Inoki was a disciple of the legendary Rikidozan by the age of 17, training at the Japanese Wrestling Association dojo under Karl Gotch and other greats. Rikidozan was murdered in 1963, leaving Inoki to move forward without the legendary pro. He would then found NJPW in 1972, cementing a legacy and building legends upon it.
.@IMPACTWrestling would like to extend our condolences to the family, friends, and fans of Antonio Inoki. We are saddened to learn of his passing and know his legacy will live forever. pic.twitter.com/acCxKxDNK7— IMPACT (@IMPACTWRESTLING) October 1, 2022
Details of his career could fill books, his personal life a few more, including his entrance into politics in the late 1980s and his work to free Japanese hostages in Iraq before the outbreak of the first Gulf War. He also converted to Islam during the time.
In the ring, he was an unofficial WWE champion, won countless titles in Japan, and used his fame to attempt to build a bridge with North Korea inside the ropes. Famously he faced Muhammad Ali in a massive event in 1976 that laid the groundwork for mixed martial arts today. While the fight between Ali and Inoki was not a thrilling contest, it was a must-see event that sold out the Nippon Budokan arena and was viewed by 1.4 viewers worldwide, with two million PPV buys in the United States alone. It was a huge undertaking, even if it was also considered an embarrassment.
In which Antonio Inoki slaps everyone at Inoki Bom Ba Ye on New Year's Eve 2000 to transfer his fighting spirit to them. pic.twitter.com/5hHZS9nQYC— David Bixenspan (@davidbix) October 1, 2022
Inoki retired from professional wrestling in April 1998, returning to politics in 2013 until retiring in 2019. Recent reports alleged that Inoki's health had taken a bad turn in recent years, with photos showing the legend in a wheelchair. According to an interview with Tokyo Sports back in 2021, Inoki revealed he was diagnosed with systemic transthyretin amyloidosis, a disease that affects circulation throughout the body. He was hospitalized in 2020 but stressed that he was fine despite the new struggles.

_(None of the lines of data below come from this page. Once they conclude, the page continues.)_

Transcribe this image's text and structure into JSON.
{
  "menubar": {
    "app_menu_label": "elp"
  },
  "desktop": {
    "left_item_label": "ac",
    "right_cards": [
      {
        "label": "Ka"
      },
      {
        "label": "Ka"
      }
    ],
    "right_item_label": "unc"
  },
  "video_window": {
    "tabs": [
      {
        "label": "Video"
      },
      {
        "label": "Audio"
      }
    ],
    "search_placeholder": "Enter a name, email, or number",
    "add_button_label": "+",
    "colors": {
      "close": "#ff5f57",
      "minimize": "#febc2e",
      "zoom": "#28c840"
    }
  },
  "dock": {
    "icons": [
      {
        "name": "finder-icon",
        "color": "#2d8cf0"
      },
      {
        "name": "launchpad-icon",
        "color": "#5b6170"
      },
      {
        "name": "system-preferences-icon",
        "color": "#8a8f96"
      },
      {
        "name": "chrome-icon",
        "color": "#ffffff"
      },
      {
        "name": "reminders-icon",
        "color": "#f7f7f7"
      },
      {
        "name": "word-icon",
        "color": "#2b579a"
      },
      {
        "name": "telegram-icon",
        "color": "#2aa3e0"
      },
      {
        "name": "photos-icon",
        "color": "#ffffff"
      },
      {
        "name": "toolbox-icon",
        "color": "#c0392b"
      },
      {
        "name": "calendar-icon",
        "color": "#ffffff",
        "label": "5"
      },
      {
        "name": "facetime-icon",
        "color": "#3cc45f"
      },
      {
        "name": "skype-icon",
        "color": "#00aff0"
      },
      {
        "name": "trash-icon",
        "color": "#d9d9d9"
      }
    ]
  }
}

"I was hospitalized repeatedly... It's strange that I'm here now, but I've been pushed into a very strange situation. I couldn't take salt in my meals. It makes me swell up. I really can't take in more than a handful. But the people around me take care of me, and I enjoy the food. I don't get to go outside much, so I've never been hot or cold. Well... in other words, it's been a good year (smile)," Inoki told the outlet.
The best way to honor Inoki is to read about his life and look up some of his moments. He helped to set a standard for professional wrestling in and outside of Japan. Rest in peace.